Now, it’s just a matter of looping this many many times (I did it a 100 times; the larger this number, the smoother the curve, obviously.) to obtain a probability. And wrap that in another loop for sample sizes from 2 to 100.

 # for loop
for (g in 2:100) { # in a group of g people
for (n in 1:100) { # perform random sampling n times
bdayproblem <- rbind(bdayproblem, calcduplicates(samplesize = g))
}
}  

And finally, I reduced the individual observations to fractions (number of times duplicates were found per 1000 iterations) and plotted them, along with geom_smooth() to add a regression line.

 # summarise data
samplesizevsprobability <- tapply(X = bdayproblem$duplicates, INDEX = bdayproblem$samplesize, mean) # calculate mean of the "duplicates" column
samplesizevsprobability <- data.table(samplesize = as.numeric(names(samplesizevsprobability)), probability = samplesizevsprobability) # convert to dataframe
# plot
#png(filename = "./R programming assignments/births/alldata_probability.png", width = 1550, height = 1000)
ggplot(data = samplesizevsprobability, aes(x = samplesize, y = probability)) + geom_line(color = "darkblue", size = 2) + geom_smooth(color = "black") + geom_vline(aes(xintercept = 23), linetype = 2) + theme(axis.text = element_text(size=20), axis.title = element_text(size=20, face = "bold"))# plot data  
## geom_smooth() using method = 'loess' and formula 'y ~ x'

 #dev.off()  

The dotted line (x = 23) intersects the curve at y = ~0.5, which is close to the predicted value. So the slight skew in real-life birth data does not seem to have much effect on the probability curve. It would be interesting to see how much of a skew required to see a noticeable effect on the curve (if at all?). And what about leap days?

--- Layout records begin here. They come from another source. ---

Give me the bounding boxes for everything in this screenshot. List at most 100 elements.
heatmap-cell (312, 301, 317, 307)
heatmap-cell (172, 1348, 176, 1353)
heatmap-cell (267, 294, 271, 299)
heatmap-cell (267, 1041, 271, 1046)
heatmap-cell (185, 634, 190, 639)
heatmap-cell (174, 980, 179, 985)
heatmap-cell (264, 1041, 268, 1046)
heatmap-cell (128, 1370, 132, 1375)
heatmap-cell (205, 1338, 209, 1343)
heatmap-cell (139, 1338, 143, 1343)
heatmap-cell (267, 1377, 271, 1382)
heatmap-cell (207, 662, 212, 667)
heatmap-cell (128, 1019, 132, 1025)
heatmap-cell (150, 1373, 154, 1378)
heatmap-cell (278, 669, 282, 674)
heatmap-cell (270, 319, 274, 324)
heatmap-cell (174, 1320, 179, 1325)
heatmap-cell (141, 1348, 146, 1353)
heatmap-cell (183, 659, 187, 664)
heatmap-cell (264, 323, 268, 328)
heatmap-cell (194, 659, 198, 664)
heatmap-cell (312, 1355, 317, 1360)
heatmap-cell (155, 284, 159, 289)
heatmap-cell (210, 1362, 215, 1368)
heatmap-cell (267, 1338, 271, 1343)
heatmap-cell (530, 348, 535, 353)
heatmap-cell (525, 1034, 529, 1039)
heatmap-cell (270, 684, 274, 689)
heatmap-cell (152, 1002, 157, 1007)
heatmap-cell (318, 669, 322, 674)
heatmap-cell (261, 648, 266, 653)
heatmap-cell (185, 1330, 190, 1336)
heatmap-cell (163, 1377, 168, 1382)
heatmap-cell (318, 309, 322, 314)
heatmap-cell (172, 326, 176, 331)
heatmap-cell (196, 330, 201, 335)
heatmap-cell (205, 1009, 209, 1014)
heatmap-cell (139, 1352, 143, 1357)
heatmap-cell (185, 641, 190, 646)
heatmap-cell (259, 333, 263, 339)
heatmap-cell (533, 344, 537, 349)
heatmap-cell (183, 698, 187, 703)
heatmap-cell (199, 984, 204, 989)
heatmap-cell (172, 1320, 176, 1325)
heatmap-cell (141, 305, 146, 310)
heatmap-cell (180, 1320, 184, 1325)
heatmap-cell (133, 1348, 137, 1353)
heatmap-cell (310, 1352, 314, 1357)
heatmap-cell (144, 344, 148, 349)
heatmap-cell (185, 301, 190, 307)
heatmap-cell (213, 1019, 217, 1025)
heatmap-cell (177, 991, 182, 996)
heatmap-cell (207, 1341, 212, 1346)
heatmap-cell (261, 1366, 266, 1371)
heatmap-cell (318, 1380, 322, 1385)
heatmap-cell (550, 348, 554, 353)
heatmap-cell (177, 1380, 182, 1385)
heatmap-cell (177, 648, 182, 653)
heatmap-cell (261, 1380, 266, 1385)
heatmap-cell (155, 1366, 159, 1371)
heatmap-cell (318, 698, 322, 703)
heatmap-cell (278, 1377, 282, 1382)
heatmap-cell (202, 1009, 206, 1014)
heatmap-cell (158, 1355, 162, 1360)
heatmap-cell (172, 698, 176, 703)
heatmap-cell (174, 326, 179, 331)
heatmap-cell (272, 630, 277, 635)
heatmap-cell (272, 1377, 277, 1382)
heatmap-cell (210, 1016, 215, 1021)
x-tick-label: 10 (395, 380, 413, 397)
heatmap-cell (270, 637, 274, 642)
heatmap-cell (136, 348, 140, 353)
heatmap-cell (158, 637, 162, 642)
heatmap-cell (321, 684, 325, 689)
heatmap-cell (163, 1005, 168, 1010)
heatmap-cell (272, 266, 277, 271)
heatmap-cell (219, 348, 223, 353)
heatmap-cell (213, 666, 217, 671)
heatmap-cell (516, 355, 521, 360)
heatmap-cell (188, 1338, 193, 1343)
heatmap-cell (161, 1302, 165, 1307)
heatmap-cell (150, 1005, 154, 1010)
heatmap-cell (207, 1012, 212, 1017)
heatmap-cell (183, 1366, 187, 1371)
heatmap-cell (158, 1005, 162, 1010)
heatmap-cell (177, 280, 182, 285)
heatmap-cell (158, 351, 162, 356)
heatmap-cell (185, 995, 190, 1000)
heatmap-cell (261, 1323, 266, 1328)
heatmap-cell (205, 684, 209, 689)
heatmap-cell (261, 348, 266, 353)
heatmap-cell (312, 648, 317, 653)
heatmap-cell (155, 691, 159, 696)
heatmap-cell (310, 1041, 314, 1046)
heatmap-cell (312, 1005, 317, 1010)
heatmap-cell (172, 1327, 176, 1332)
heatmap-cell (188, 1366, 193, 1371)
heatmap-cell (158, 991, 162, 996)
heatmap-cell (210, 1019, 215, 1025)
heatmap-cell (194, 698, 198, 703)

Going back to the sample size of 75 from my med school, it turns out the number of birthday pairs is in fact lower than expected, as running the above function with 1000 iterations (with sample size = 75) gives a mean duplicate number of ~7.

 dupfor75 <- numeric()
for (i in 1:100) {dupfor75 <- c(dupfor75, sum(duplicated(births1988[sample(rowsin1988, 75), 3, with = FALSE])))}
mean(dupfor75) 
## [1] 6.63

Any suggestions on how to do the same analysis faster, or on how to improve it, are of course welcome.